Even though this is absolutely without meaning - it works now. I checked and changed and rebooted my router many times during this process. But this morning I looked for a new firmware and upgraded the router. Unfortunately this ment that all settings were lost. I then reconfigured the router as before - and bing - there it was This once again shows that working with IT is a combination of science and woodoo. Falko - many thanks for your effort. And for other readers I hope that you might find some usefull knowledge in my problems.
klavslund, glad you solved your problem... back to me, i have further questions... this is what i have: 1) new box FC4 + ISPConfig installed 2) registered a new domain name (example.com) 3) 4 IP addresses given by my ISP (ip1, ip2, ip3, ip4) 4) rack space with my ISP am i correct to say that i can do this when i bring my server to my ISP rack: 1) setup the box with IPADDR = ip1 2) get my ISP to host the DNS for example.com (and point to ip1) 3) login to www.example.com:81/login.php and start creating new sites =================== Q1) for new sites (eg example2.com), will i be able to host the DNS myself? Q2) if one of my sites (eg https://www.example3.com) require SSL, can i add another IP address (ip2) and enable it using ISPConfig? Q3) i can create sub-domains (eg app.example2.com, mail.example2.com) at will? Q4) i can create unlimited user/email/ftp account (eg [email protected], [email protected]) at will? thanks!
yes. Yes. Just add the IP address in ISPConfig under management > server > settings in the IP-List field, one IP per line. Yes. Yes. Only limited by your hardware though
another question... for a new site that is created by ISPConfig, (www.example2.com) the DNS will be hosted by my box... however, the domain registra of example2.com would require primary and secondary DNS servers right? then who shall be my secondary DNS server?

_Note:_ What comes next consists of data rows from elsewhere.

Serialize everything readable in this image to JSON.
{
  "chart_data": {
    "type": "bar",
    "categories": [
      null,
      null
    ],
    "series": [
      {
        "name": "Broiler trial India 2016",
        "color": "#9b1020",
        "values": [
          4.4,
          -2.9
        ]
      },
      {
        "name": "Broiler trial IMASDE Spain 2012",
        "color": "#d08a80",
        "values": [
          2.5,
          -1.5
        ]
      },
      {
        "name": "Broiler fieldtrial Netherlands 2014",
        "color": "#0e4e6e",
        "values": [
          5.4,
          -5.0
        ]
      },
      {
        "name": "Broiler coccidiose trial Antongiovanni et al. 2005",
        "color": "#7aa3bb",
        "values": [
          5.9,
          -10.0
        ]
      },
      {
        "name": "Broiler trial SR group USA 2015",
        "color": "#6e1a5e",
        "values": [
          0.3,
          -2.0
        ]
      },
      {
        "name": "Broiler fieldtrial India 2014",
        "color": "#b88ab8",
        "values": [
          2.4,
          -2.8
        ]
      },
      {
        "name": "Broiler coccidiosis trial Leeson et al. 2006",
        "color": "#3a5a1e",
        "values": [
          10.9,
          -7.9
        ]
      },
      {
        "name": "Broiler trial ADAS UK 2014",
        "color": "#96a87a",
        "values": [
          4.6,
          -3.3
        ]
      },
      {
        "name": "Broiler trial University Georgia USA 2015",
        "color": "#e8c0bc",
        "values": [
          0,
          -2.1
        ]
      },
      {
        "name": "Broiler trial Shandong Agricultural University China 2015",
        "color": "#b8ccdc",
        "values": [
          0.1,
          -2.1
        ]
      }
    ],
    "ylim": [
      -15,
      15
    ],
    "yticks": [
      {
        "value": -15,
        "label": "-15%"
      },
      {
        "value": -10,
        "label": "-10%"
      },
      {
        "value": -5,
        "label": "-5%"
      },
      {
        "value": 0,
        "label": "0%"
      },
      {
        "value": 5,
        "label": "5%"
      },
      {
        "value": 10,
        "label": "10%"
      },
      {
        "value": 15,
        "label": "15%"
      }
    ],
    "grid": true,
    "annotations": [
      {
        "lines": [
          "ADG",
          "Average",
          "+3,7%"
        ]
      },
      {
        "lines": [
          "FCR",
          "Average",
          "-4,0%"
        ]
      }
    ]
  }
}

There are several possibilitys: 1) Point both nameserver entries to your server IP. But if your server fails, the domain will not be reachable anymore in DNS. On the other hand, if Mail and Webserver are on the same server anyway, it does not make a big difference if DNS fails too 2) You need a second server. 3) If i remember correctly, there are some free secondary DNS hosting services. My be you find some in the search engines (not to name googling 4) Maybe your domain regitry provides secondary DNS services, some registrys provide secondary DNS even for free. Many choices, now its up to you
I dont understand how your question is related to this thread. This thread is about the options for a secondary DNS for ISPConfig. ISPCOnfig 2 supports only BIND. can you please explain it a bit more
some questions: 1) notice that apache is showing directory listing - which config file must i update to disable it? 2) after configuring ispconfig, is it recommended that i reserve the "main" FQDM just for accessing ispconfig control panel, or i can use it just like any sites of mine thanks
Directory listings are disabled in ISPCOnfig by default, have you abled them manually in your apache configuration. The apache directive is: Code: Options -Indexes The configuration in your httpd.conf (or apache.conf / apache2.conf) should look ike this: Code: <Directory /home/www/*/web> Options +Includes +FollowSymlinks -Indexes AllowOverride Indexes AuthConfig Limit FileInfo Order allow,deny Allow from all <Files ~ "^\.ht"> Deny from all </Files> </Directory> Code: 2) after configuring ispconfig, is it recommended that i reserve the "main" FQDM just for accessing ispconfig control panel, or i can use it just like any sites of mine Your main FQDM shall be onloy used for the controlpanel.